Plans for the food court include a partially covered exterior seating area in a Harborplace parcel that has never before had a defined public use. While outdoor seating at Harborplace, with minimal exception, has been oriented toward the water, the food court's seating area is designated for the west side of the pavilion, which runs alongside Light Street.
Major remodeling is under way on the upper level of the Light Street Pavilion, which until recently housed the Light Street Food Hall.
The last remaining Food Hall vendors, including a Subway, a New York Deli and Roman Delight, closed Sept. 30, leaving only Hooters and the upper levels of Urban Outfitters and the H&M retail stores as active spaces on the second floor. The retail stores and kiosks that made up the upper level's Sam Smith Market are gone, too. When Harborplace opened in 1980, the Food Hall included more than 30 vendors selling Italian, Greek, Mexican and Chinese fare along with hot dogs, pretzels ice cream and hamburgers. Thrasher's French Fries, Flying Fruit Fantasy and Haagen-Dazs were among the Food Hall's opening-day tenants on July 2, 1980.
The current food options on the Light Street Pavilion's lower level now include, in addition to J. Paul's, the Fudgery, a Thai Noodle Bowl, the Ooh la la Cupcakery, and Oasis, the Light Street Pavilion's last surviving original tenant. Longtime tenant Lee's Ice Cream is gone, as is the Johnny Rockets diner, which opened in 1991.
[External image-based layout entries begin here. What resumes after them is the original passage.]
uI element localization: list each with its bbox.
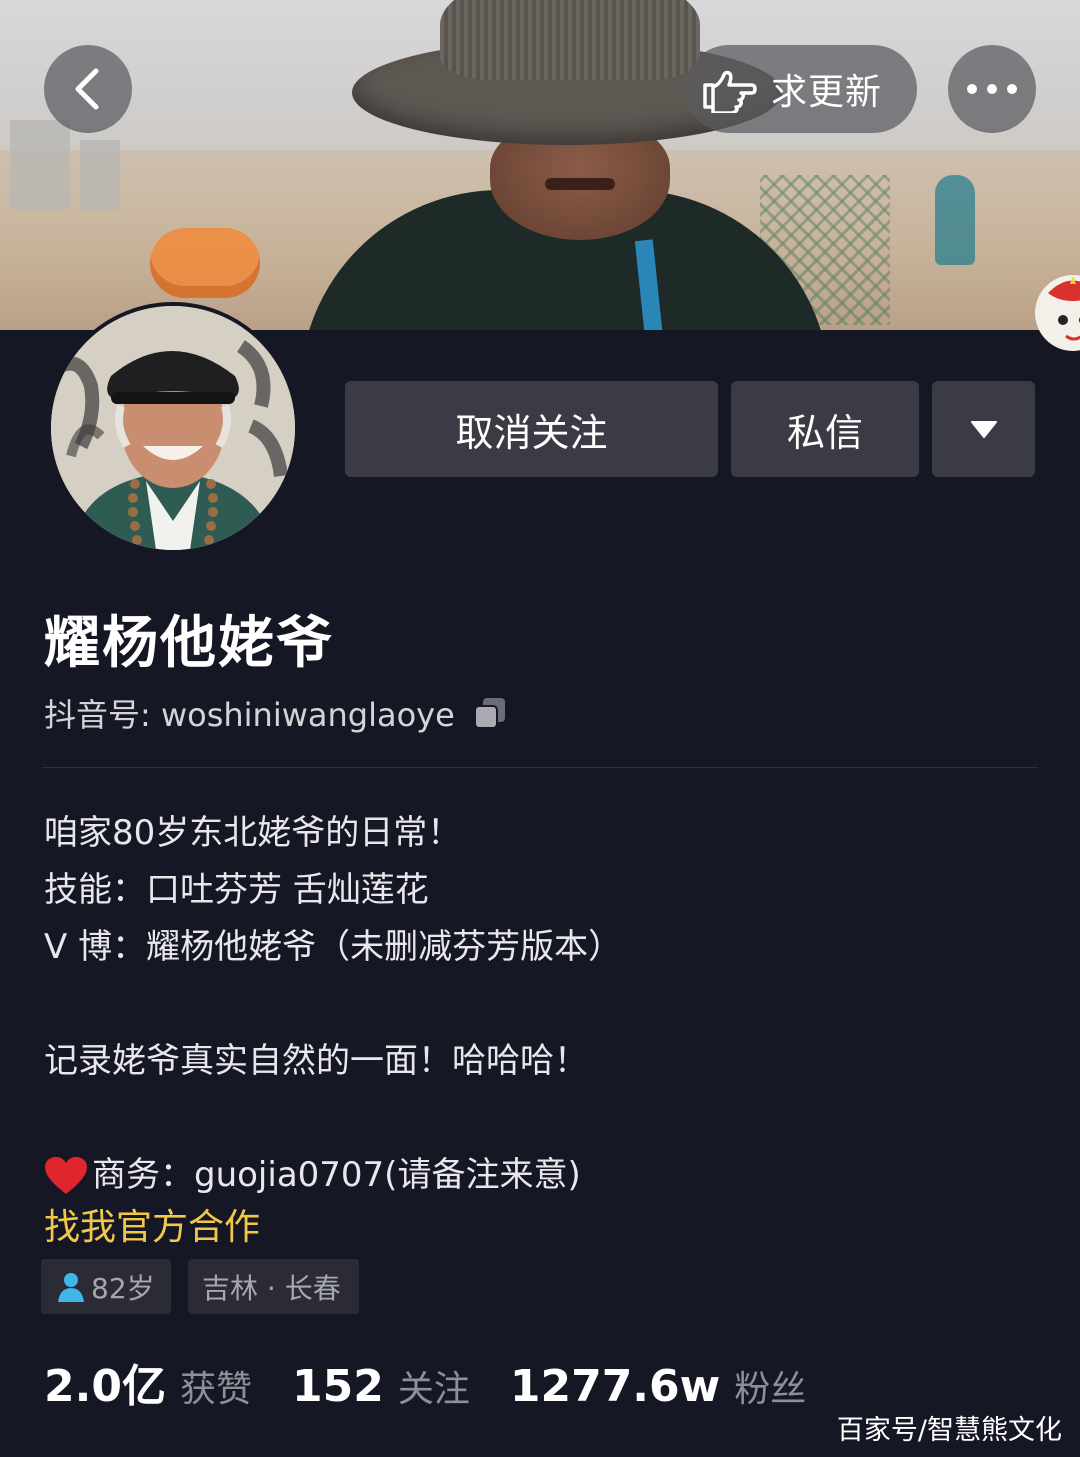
watermark: 百家号/智慧熊文化 [836,1415,1062,1446]
avatar-photo [51,306,295,550]
chevron-left-icon [75,68,99,110]
bio-line: V 博：耀杨他姥爷（未删减芬芳版本） [44,927,623,967]
bio-line: 技能：口吐芬芳 舌灿莲花 [44,870,429,910]
business-contact: 商务：guojia0707(请备注来意) [92,1155,581,1195]
back-button[interactable] [44,45,132,133]
unfollow-label: 取消关注 [455,410,608,455]
person-icon [58,1272,84,1302]
stat-followers[interactable]: 1277.6w 粉丝 [510,1360,806,1412]
more-dots-icon [967,84,1017,94]
official-cooperation-link[interactable]: 找我官方合作 [44,1198,260,1250]
banner-kid [935,175,975,265]
message-button[interactable]: 私信 [731,381,919,477]
banner-building [10,120,70,210]
bio-line: 咱家80岁东北姥爷的日常！ [44,813,462,853]
stat-label: 关注 [397,1369,470,1410]
profile-banner [0,0,1080,330]
douyin-id-row: 抖音号: woshiniwanglaoye [44,690,507,736]
unfollow-button[interactable]: 取消关注 [345,381,718,477]
banner-hat-crown [440,0,700,80]
stat-value: 152 [291,1361,384,1412]
more-actions-dropdown[interactable] [932,381,1035,477]
profile-name: 耀杨他姥爷 [44,611,334,676]
message-label: 私信 [786,410,863,455]
age-tag: 82岁 [41,1259,171,1314]
location-tag: 吉林 · 长春 [188,1259,359,1314]
stat-following[interactable]: 152 关注 [292,1360,470,1412]
copy-icon[interactable] [473,696,507,730]
banner-mouth [545,178,615,190]
pointing-hand-icon [703,70,757,113]
profile-stats: 2.0亿 获赞 152 关注 1277.6w 粉丝 [44,1350,846,1414]
avatar[interactable] [47,302,299,554]
stat-value: 1277.6w [509,1361,721,1412]
request-update-label: 求更新 [771,72,883,113]
stat-label: 粉丝 [734,1369,807,1410]
profile-page: 求更新 取消关注 私信 耀杨他姥爷 抖音号: woshiniwanglaoye … [0,0,1080,1457]
more-options-button[interactable] [948,45,1036,133]
stat-label: 获赞 [179,1369,252,1410]
stat-value: 2.0亿 [44,1361,166,1412]
mascot-sticker-icon[interactable] [1018,258,1080,368]
stat-likes[interactable]: 2.0亿 获赞 [44,1350,252,1414]
banner-building [80,140,120,210]
triangle-down-icon [970,421,997,438]
bio-line: 记录姥爷真实自然的一面！哈哈哈！ [44,1041,588,1081]
banner-beach-toy [150,228,260,298]
request-update-button[interactable]: 求更新 [685,45,917,133]
heart-icon [45,1156,87,1194]
bio: 咱家80岁东北姥爷的日常！ 技能：口吐芬芳 舌灿莲花 V 博：耀杨他姥爷（未删减… [44,805,1044,1204]
location-text: 吉林 · 长春 [202,1271,341,1305]
divider [42,767,1038,768]
douyin-id-text: 抖音号: woshiniwanglaoye [44,696,455,734]
age-text: 82岁 [91,1271,155,1305]
bio-business-line: 商务：guojia0707(请备注来意) [44,1147,1044,1204]
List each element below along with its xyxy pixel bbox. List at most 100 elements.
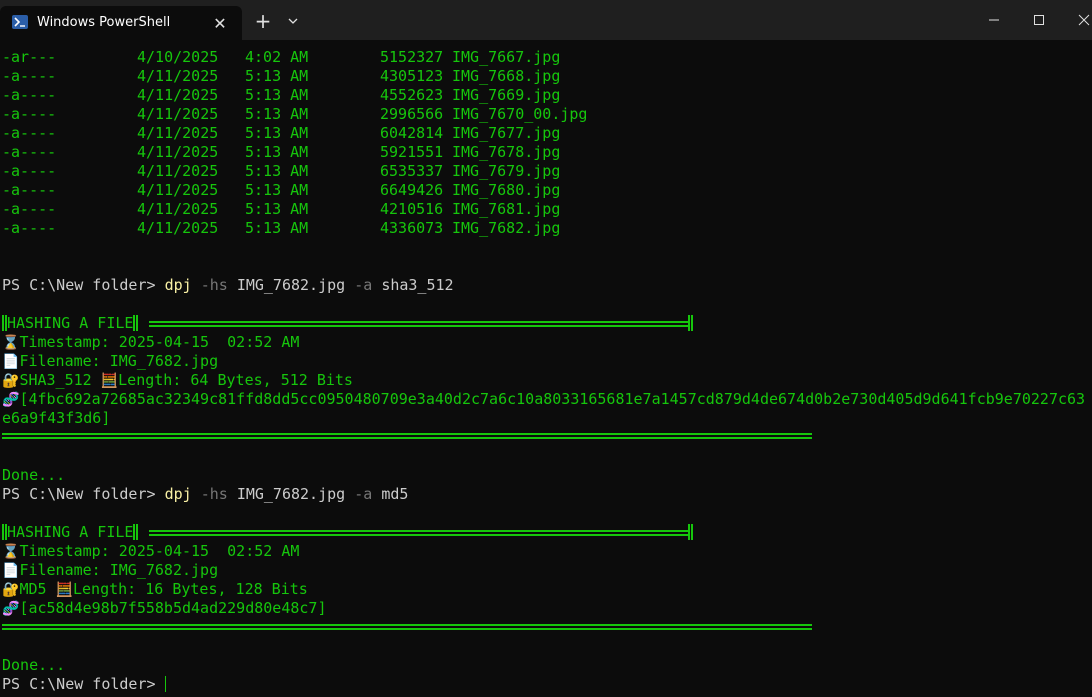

Greek Festival renames itself Since the early 1970s, folks have flocked to the Greek Orthodox Cathedral of the Annunciation for the church's annual fall Greek festival. They come for the music and dancing, to buy art and handicrafts and to tour the handsome 1889 church building designed by Charles E. Cassell.
They come for the food, and, on its 40th anniversary, the festival's organizers have recognized this, renaming the event: This year's edition is called the Greek Food Festival.
Some visitors stay above ground on Preston Street for the gyros, souvlaki, fried calamari and slow-roasted legs of lamb. But discerning festival-goers make their way into the cathedral's basement for a meal at Aphrodite's Restaurant, where the homemade offerings always include lamb shank with rice pilaf, spanakopita, pastitsio, Greek salad and dolmades. A pastry shop, with baklava and other honey-soaked Greek treats, is downstairs, too.
New this year: a Greek yogurt sundae bar and a Greek coffee bar.
The festival will be held at the Greek Orthodox Cathedral of the Annunciation at 24 W. Preston St., rain or shine, on Friday and Saturday from 11 a.m.-11 p.m. and on Sunday from noon-6 p.m. Call 410-727-1831 or go to http://www.batlimoregreekfestival.com.
Diners still wanted The producers of "Kitchen Nightmares" are still taking reservations for diners who want to be a part of the reality show's filming at Cafe Hon, which begins on Friday.
A producer with the show said that reservations for the show are constantly moved around. "People email in reservation requests as soon as the notice is posted, but "then they realize they've made other commitments, or just can't come at the time we're offering," said Hayden Mauk, one of the show's producers.
So if you'd like to dine at Cafe Hon during the filming, which is scheduled for Nov. 4-7, there is still time to contact the production team by email at firstname.lastname@example.org. Include your name, party size and a phone number the producers can reach you. The restaurant will not be taking reservations for these days; only the producers are.
"Kitchen Nightmares," now in its fourth season, dispatches celebrity chef Gordon Ramsay to whip beleaguered restaurants into shape. In past episodes, Ramsay has helped restaurants with a wide range of woes not always limited to culinary incompetence. Sometimes, the restaurant in question is just in a rut but in a few cases, the strong personality of its owner or head chef are threatening to run the restaurant right off the rails.
It always makes for good television, though.
Cafe Hon, and its owner Denise Whiting, have been the subject of heated conversation since last year, when the public learned that Whiting had trademarked the Balto-centric term "Hon."
Wine awards Four Maryland restaurants were among the 50 restaurants singled out for their wine lists by diners using the Open Table online reservation service.
The honored restaurants were Cinghiale in Baltimore, Pairings Bistro in Bel Air, Bistro Blanc in Glenelg and Iron Bridge Wine Company in Columbia. The Diners' Choice awards for top wine lists are derived, according to Open Table, from "more than ten million reviews" submitted by their subscribers.